Le Panama en colère contre un gérant de pressing strasbourgeois©Capture d'écran Google Street View

6Medias, publié le jeudi 29 mars 2018 à 16h08

Le gérant d'un pressing à Strasbourg a reçu début mars une mise en demeure de la part de l'ambassade du Panama. En cause, une campagne de publicité qui reste en travers de la gorge de l'Etat qui a été au centre de l'affaire dite "Panama Papers" en 2016.

Quand une blague potache irrite un Etat.

Thierry Strauss, gérant d'un pressing à Strasbourg, est au centre d'une attention qui le dépasse. Au début du mois de mars, il a reçu un courrier de l'ambassade du Panama le mettant en demeure. En cause, un message publicitaire "faisant référence à l'Etat du Panama". Sur un véhicule de la société de pressing on peut effectivement lire : "Nous ne sommes pas au Panama mais nous blanchissons aussi".

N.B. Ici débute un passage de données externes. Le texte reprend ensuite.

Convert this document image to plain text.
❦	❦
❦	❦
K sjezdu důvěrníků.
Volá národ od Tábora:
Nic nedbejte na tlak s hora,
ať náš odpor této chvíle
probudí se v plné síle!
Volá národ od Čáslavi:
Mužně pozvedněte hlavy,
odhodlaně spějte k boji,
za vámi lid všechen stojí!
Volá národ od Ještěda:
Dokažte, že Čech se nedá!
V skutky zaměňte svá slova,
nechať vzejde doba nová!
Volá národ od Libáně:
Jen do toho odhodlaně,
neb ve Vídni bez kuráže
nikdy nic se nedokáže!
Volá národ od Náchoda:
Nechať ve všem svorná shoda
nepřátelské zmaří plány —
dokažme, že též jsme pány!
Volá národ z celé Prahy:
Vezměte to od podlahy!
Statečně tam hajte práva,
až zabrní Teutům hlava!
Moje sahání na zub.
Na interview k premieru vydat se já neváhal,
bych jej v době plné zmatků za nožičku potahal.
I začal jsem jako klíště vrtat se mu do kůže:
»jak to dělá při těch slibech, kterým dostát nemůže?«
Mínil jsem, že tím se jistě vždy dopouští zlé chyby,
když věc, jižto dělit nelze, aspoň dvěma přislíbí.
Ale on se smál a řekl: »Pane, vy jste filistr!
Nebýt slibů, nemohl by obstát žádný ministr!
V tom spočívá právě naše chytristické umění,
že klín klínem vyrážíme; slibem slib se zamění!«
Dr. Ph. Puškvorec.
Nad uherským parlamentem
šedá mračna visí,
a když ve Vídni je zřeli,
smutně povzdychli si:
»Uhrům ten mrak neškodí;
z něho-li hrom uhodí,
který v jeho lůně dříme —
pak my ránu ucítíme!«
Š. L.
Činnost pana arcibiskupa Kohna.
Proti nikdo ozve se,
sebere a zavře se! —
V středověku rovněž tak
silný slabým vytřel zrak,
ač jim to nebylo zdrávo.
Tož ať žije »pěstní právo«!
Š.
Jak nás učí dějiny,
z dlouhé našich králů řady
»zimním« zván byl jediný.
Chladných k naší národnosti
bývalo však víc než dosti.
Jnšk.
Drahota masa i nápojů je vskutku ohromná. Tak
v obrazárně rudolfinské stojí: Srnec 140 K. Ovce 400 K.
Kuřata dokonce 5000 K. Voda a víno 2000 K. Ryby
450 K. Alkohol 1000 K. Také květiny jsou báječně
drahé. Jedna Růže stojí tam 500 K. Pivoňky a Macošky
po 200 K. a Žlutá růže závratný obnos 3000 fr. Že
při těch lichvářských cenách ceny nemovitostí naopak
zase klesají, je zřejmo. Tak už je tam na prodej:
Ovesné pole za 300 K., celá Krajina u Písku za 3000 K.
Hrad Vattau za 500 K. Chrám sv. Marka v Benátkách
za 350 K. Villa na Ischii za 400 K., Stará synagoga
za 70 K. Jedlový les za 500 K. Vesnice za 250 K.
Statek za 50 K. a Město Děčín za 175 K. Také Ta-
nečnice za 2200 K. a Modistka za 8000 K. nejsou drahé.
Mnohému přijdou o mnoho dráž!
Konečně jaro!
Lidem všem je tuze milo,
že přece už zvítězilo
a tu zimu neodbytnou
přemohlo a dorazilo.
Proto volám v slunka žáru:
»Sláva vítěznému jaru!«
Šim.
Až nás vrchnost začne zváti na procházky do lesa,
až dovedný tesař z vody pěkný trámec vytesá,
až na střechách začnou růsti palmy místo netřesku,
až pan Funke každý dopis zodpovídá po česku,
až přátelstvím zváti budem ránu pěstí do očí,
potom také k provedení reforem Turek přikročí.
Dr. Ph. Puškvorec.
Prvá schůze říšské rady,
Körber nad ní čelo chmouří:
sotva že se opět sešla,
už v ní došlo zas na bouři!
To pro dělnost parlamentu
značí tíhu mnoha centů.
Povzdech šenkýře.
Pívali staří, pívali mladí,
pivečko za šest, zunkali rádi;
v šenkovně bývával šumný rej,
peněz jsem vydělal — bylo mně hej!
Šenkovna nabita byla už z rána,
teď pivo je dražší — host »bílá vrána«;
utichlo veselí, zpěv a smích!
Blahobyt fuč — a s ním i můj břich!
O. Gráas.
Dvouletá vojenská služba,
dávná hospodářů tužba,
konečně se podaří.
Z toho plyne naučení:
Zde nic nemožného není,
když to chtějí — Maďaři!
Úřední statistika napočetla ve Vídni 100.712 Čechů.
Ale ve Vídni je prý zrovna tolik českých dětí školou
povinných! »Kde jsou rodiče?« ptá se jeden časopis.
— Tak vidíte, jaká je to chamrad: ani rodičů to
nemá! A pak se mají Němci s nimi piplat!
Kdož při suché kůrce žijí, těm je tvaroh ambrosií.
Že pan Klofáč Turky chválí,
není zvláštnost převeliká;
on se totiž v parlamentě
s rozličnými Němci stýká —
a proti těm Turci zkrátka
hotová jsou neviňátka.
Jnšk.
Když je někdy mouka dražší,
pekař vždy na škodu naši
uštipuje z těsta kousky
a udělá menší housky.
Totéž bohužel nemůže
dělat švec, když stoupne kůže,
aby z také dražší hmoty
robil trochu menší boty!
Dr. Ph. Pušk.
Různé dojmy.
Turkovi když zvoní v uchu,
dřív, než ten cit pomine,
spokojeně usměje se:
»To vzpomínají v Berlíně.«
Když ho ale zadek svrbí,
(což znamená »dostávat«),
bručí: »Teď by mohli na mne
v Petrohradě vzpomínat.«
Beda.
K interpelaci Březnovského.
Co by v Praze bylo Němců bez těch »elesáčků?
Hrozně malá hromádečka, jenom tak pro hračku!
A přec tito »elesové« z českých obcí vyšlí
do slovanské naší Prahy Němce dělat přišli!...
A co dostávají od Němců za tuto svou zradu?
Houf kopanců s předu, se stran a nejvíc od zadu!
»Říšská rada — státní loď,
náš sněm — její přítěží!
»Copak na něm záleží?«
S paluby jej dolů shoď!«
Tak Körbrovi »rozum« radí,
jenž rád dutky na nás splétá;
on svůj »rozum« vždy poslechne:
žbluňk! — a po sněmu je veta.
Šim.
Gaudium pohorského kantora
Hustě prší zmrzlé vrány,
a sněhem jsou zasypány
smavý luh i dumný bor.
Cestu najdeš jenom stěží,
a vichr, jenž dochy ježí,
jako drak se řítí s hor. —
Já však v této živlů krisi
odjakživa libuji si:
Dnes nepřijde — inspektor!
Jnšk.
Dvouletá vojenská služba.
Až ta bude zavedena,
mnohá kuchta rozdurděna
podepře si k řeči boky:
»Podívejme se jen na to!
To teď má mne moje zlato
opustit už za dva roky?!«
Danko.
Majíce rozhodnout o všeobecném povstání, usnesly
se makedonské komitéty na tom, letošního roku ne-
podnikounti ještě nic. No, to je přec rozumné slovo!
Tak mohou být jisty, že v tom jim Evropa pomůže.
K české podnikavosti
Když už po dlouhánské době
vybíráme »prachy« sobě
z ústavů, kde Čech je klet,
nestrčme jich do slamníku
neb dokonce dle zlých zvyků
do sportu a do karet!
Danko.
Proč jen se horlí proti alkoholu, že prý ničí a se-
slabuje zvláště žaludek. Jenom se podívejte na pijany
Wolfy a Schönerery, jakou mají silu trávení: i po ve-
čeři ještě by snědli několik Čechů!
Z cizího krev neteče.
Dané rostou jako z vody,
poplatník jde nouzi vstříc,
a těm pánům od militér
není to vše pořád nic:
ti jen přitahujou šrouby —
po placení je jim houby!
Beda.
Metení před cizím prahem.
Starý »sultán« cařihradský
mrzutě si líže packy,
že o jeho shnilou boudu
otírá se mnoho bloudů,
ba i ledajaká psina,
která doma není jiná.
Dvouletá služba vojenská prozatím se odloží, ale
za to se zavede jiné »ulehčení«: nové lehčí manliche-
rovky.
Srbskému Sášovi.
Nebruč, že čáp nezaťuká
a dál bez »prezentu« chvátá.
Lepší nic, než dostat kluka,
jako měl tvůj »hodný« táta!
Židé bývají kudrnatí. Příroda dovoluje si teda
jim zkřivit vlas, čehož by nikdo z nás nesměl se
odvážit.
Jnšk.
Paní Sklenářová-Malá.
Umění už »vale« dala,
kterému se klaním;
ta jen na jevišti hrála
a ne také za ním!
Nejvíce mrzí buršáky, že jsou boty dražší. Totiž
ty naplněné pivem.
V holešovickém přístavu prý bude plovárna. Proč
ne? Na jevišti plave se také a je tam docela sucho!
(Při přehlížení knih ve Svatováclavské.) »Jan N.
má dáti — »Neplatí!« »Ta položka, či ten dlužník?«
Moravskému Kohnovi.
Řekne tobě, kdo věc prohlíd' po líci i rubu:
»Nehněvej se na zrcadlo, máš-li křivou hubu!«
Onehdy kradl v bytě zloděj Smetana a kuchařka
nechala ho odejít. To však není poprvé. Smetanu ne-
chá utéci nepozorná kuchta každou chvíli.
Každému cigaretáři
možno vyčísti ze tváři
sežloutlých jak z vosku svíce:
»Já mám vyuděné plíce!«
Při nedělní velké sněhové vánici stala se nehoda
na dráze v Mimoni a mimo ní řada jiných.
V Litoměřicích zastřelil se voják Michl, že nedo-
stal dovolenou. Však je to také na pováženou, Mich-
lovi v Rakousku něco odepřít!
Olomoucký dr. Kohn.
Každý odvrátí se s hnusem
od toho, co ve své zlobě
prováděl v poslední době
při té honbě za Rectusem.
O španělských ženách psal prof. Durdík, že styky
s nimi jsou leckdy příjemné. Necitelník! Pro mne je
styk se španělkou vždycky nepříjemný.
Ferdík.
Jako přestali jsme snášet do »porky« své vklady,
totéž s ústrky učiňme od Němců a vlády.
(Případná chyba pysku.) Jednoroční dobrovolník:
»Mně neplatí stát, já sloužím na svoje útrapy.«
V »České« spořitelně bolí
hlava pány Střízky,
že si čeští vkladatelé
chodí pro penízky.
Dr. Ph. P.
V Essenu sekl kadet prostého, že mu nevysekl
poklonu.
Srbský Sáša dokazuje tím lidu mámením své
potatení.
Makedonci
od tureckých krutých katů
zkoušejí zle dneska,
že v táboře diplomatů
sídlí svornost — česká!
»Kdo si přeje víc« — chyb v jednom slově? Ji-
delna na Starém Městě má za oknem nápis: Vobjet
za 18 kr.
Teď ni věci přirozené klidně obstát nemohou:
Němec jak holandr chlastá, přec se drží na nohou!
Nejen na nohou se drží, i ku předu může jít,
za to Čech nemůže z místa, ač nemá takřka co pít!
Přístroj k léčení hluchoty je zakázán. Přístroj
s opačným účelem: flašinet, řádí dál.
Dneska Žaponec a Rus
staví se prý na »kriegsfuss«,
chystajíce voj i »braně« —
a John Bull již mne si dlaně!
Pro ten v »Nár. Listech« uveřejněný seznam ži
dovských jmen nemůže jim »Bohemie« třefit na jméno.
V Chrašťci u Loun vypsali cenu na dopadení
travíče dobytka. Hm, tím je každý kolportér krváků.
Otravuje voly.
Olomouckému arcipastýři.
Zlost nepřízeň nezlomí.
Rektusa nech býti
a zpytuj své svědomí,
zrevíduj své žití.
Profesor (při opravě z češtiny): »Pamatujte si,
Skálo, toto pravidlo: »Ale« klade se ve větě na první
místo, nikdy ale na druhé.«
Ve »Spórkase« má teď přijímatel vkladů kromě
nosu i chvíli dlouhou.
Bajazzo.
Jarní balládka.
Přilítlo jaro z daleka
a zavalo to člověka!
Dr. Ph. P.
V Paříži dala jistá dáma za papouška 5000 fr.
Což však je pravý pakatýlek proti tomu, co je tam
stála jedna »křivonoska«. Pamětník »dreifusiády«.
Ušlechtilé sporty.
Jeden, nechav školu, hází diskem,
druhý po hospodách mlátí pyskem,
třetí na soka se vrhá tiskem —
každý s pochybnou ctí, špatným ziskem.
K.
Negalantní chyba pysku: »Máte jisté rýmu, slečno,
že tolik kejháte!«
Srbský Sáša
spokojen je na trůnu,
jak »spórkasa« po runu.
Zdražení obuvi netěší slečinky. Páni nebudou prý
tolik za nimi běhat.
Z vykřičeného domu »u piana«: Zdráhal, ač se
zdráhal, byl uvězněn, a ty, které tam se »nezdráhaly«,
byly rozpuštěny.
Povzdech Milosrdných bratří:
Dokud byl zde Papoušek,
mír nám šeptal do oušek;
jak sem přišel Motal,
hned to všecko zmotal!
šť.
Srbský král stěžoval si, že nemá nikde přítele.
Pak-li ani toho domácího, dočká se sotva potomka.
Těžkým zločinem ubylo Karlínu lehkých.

Et cela ne plaît vraiment pas à l'ambassade du Panama : "Cette publicité pour votre entreprise porte gravement et directement atteinte, sans aucune équivoque, aux droits, à l'image, à l'honneur et à la considération de l'état du Panama", peut-on lire dans ce courrier rendu public par la société de pressing sur son compte Facebook. Et l'ambassade de sommer Thierry Strauss de "supprimer l'intégralité du message publicitaire" dans les plus brefs délais, sous peine de poursuites judiciaires.



"Pas une seconde je n'ai pensé à mal faire", a répondu le gérant du pressing interrogé le mardi 27 mars par France 3 Grand Est. Et de reprendre : "Bien au contraire, c'est un petit clin d'oeil, c'est que du deuxième degré". Précisant travailler "depuis 35 ans" et être coutumier "depuis une vingtaine d'années" des campagnes publicitaires humoristiques, Thierry Strauss se dit "quand même étonné que [cette histoire] arrive à un si haut niveau".

Mais le gérant de la société "ne va pas faire d'histoires". "S'il me cherche des noises, eh bien je lui ferai plaisir, on enlèvera le Panama [de la campagne de publicité, ndlr]", explique-t-il. Avant de conclure sur une pointe d'ironie : "Mais j'espérais quand même qu'on puisse m'envoyer des billets pour aller visiter ce beau pays."